用Trizol等方法提取的总RNA样品中经常会含有多糖(Polysaccharide,PS)污染,这些污染会影响下游的RT-PCR和Northern杂交等实验。目前没有十分有效的方法去除这一污染。我公司开发的非酶法PS清除剂能够比较好的解决这一问题。

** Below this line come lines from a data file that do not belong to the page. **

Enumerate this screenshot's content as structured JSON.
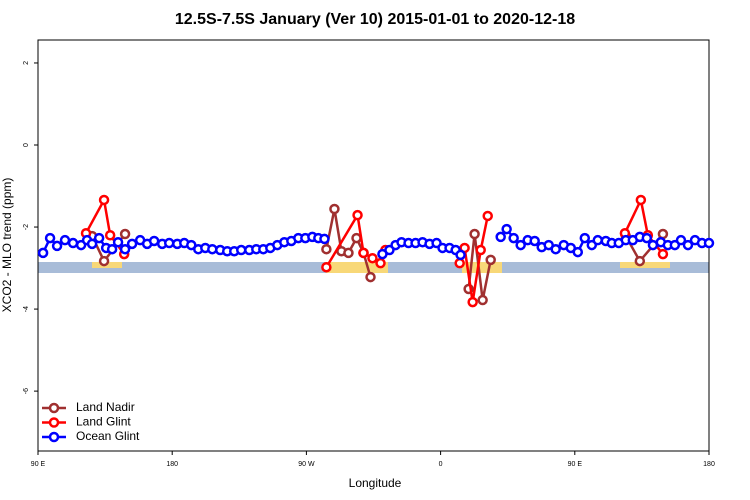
{
  "chart_data": {
    "type": "line",
    "title": "12.5S-7.5S January (Ver 10)   2015-01-01 to 2020-12-18",
    "x_label": "Longitude",
    "y_label": "XCO2 - MLO trend (ppm)",
    "xlim": [
      90,
      540
    ],
    "xticks": [
      {
        "value": 90,
        "label": "90 E"
      },
      {
        "value": 180,
        "label": "180"
      },
      {
        "value": 270,
        "label": "90 W"
      },
      {
        "value": 360,
        "label": "0"
      },
      {
        "value": 450,
        "label": "90 E"
      },
      {
        "value": 540,
        "label": "180"
      }
    ],
    "ylim": [
      -7.46,
      2.56
    ],
    "yticks": [
      2,
      0,
      -2,
      -4,
      -6
    ],
    "legend": "bottom-left",
    "series": [
      {
        "name": "Land Nadir",
        "color": "#a03030",
        "x": [
          126.3,
          134.3,
          148.4,
          200,
          283.4,
          288.8,
          293.5,
          298.2,
          303.6,
          308.3,
          313.0,
          350,
          378.8,
          382.8,
          388.2,
          393.6,
          450,
          484.2,
          493.6,
          509.1
        ],
        "values": [
          -2.22,
          -2.83,
          -2.17,
          null,
          -2.54,
          -1.56,
          -2.59,
          -2.63,
          -2.27,
          -2.63,
          -3.22,
          null,
          -3.51,
          -2.17,
          -3.78,
          -2.8,
          null,
          -2.22,
          -2.83,
          -2.17
        ]
      },
      {
        "name": "Land Glint",
        "color": "#ff0000",
        "x": [
          122.2,
          134.3,
          138.4,
          147.8,
          200,
          283.4,
          304.3,
          308.3,
          314.3,
          319.7,
          323.0,
          350,
          372.8,
          376.1,
          381.5,
          386.9,
          391.6,
          450,
          483.6,
          494.3,
          499.0,
          509.1
        ],
        "values": [
          -2.15,
          -1.34,
          -2.2,
          -2.66,
          null,
          -2.98,
          -1.71,
          -2.63,
          -2.76,
          -2.88,
          -2.56,
          null,
          -2.88,
          -2.51,
          -3.83,
          -2.56,
          -1.73,
          null,
          -2.15,
          -1.34,
          -2.2,
          -2.66
        ]
      },
      {
        "name": "Ocean Glint",
        "color": "#0000ff",
        "x": [
          93.4,
          98.1,
          102.8,
          108.1,
          113.5,
          118.9,
          122.9,
          126.3,
          131.0,
          135.7,
          139.7,
          143.7,
          148.4,
          153.1,
          158.5,
          163.2,
          167.9,
          173.3,
          178.0,
          183.4,
          188.1,
          192.8,
          197.5,
          202.2,
          206.9,
          212.2,
          216.9,
          221.6,
          226.3,
          231.7,
          236.4,
          241.1,
          245.8,
          250.5,
          255.2,
          259.9,
          264.6,
          269.3,
          274.0,
          278.0,
          282.1,
          300,
          321.0,
          325.7,
          329.8,
          333.8,
          338.5,
          343.2,
          347.9,
          352.6,
          357.3,
          361.3,
          366.0,
          370.1,
          373.4,
          385,
          400.3,
          404.3,
          409.0,
          413.7,
          418.4,
          423.1,
          427.8,
          432.5,
          437.2,
          442.6,
          447.3,
          452.0,
          456.7,
          461.4,
          465.4,
          470.8,
          474.8,
          479.5,
          484.2,
          488.9,
          493.6,
          498.3,
          502.4,
          507.7,
          512.4,
          517.1,
          521.2,
          525.9,
          530.6,
          535.3,
          540.0
        ],
        "values": [
          -2.63,
          -2.27,
          -2.46,
          -2.32,
          -2.39,
          -2.44,
          -2.32,
          -2.41,
          -2.27,
          -2.51,
          -2.54,
          -2.37,
          -2.54,
          -2.41,
          -2.32,
          -2.41,
          -2.34,
          -2.41,
          -2.39,
          -2.41,
          -2.39,
          -2.44,
          -2.54,
          -2.51,
          -2.54,
          -2.56,
          -2.59,
          -2.59,
          -2.56,
          -2.56,
          -2.54,
          -2.54,
          -2.51,
          -2.44,
          -2.37,
          -2.34,
          -2.27,
          -2.27,
          -2.24,
          -2.27,
          -2.29,
          null,
          -2.66,
          -2.56,
          -2.44,
          -2.37,
          -2.39,
          -2.39,
          -2.37,
          -2.41,
          -2.39,
          -2.51,
          -2.51,
          -2.56,
          -2.68,
          null,
          -2.24,
          -2.05,
          -2.27,
          -2.44,
          -2.32,
          -2.34,
          -2.49,
          -2.44,
          -2.54,
          -2.44,
          -2.51,
          -2.61,
          -2.27,
          -2.44,
          -2.32,
          -2.34,
          -2.39,
          -2.39,
          -2.32,
          -2.32,
          -2.24,
          -2.27,
          -2.44,
          -2.37,
          -2.44,
          -2.44,
          -2.32,
          -2.44,
          -2.32,
          -2.39,
          -2.39
        ]
      }
    ]
  }
}
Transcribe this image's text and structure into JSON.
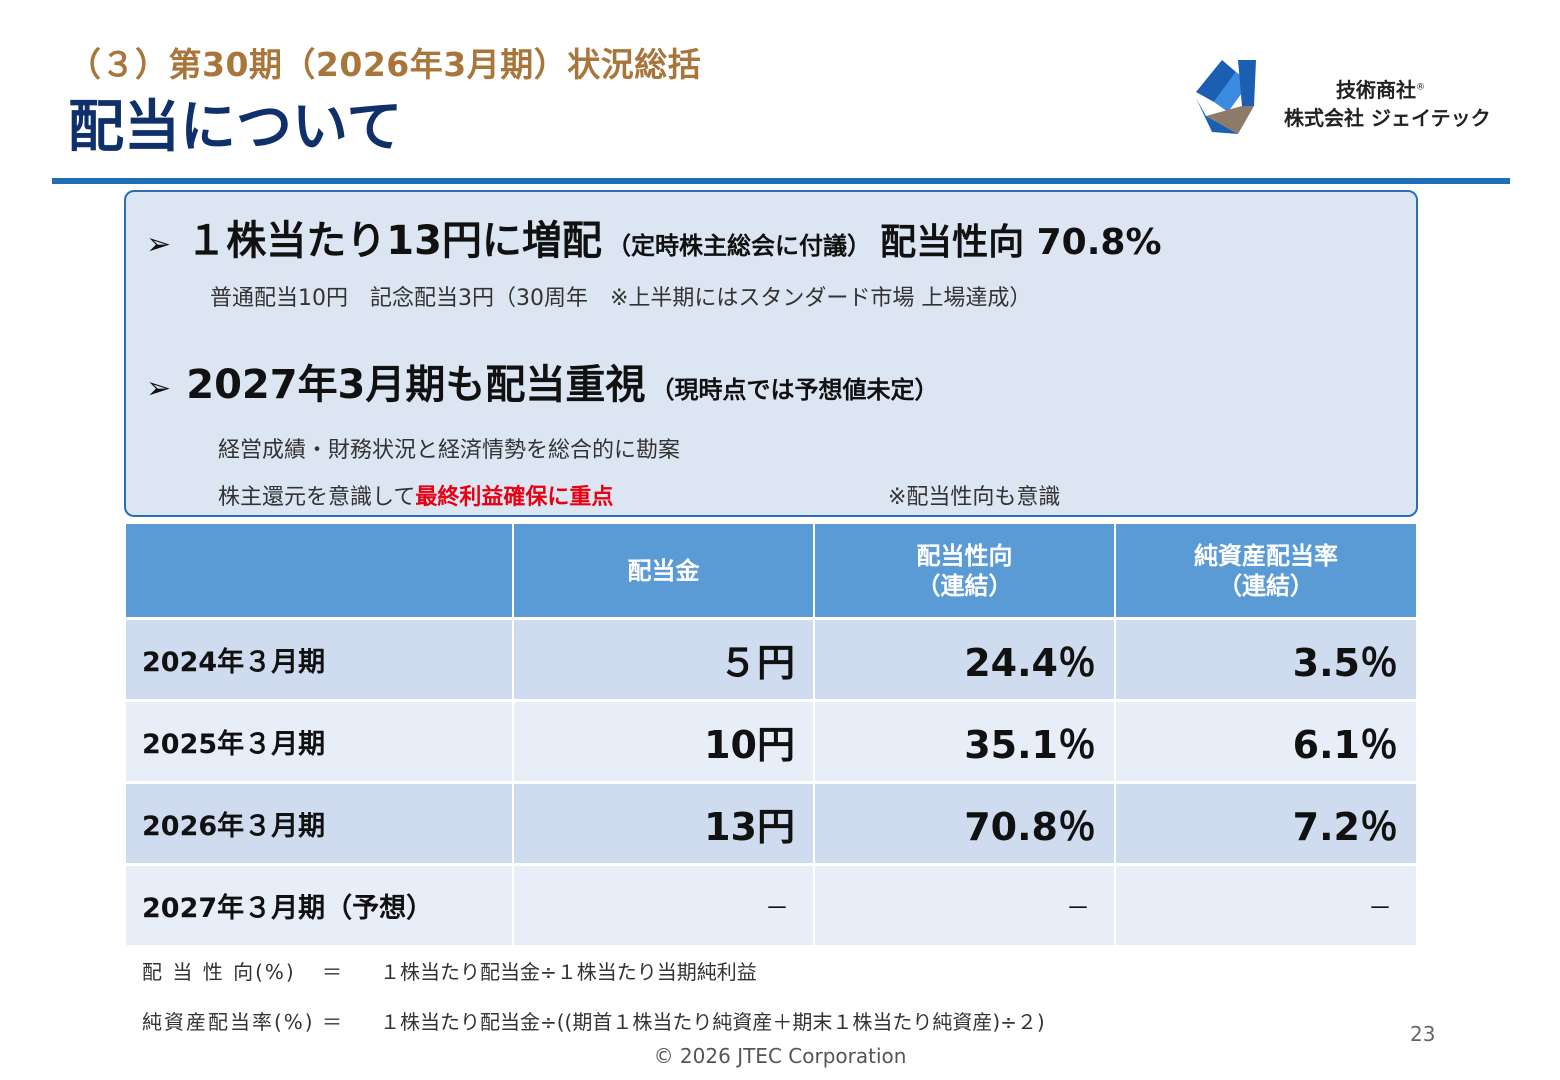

1. 高效,能有效地去除总RNA中的PS污染,使RNA溶液不再粘稠。
2. 不含RNase污染,RNA分子完整性不会受到任何影响。
3. 快速,全部操作在样品管中完成,只需要二十多分钟。
4. 稳定,本产品为非酶产品,可以常温运输和4℃长期保存。
低温运输,4℃保存,有效期一年。
使用方法:
1. 将十分粘稠的总RNA样品用RNase-free水稀释到100-500 uL左右,加入等体积的65℃预热10分钟后的PS Erasol,振荡器上充分振荡1分钟。
2. 加入等体积的氯仿,振荡器上充分振荡1分钟。
3. 12000-15000 g离心2分钟,转移上清到一新的离心管中,交界处将有白膜样的多糖沉淀。
4. 加入0.1倍体积的3 M NaOAc (pH5.2)和两倍体积的无水乙醇,混匀后12000-15000 g离心10-20分钟。小心弃上清。
5. 加入1 mL 75%乙醇, 振荡器上短暂振荡后12000-15000 g离心2分钟,小心弃上清。
6. 短暂离心,用移液枪小心吸去残留液体后,加入适量RNase-free水或天泽基因的具有灭活残留RNase的液相RNase Erasol。立即使用或-80℃保存。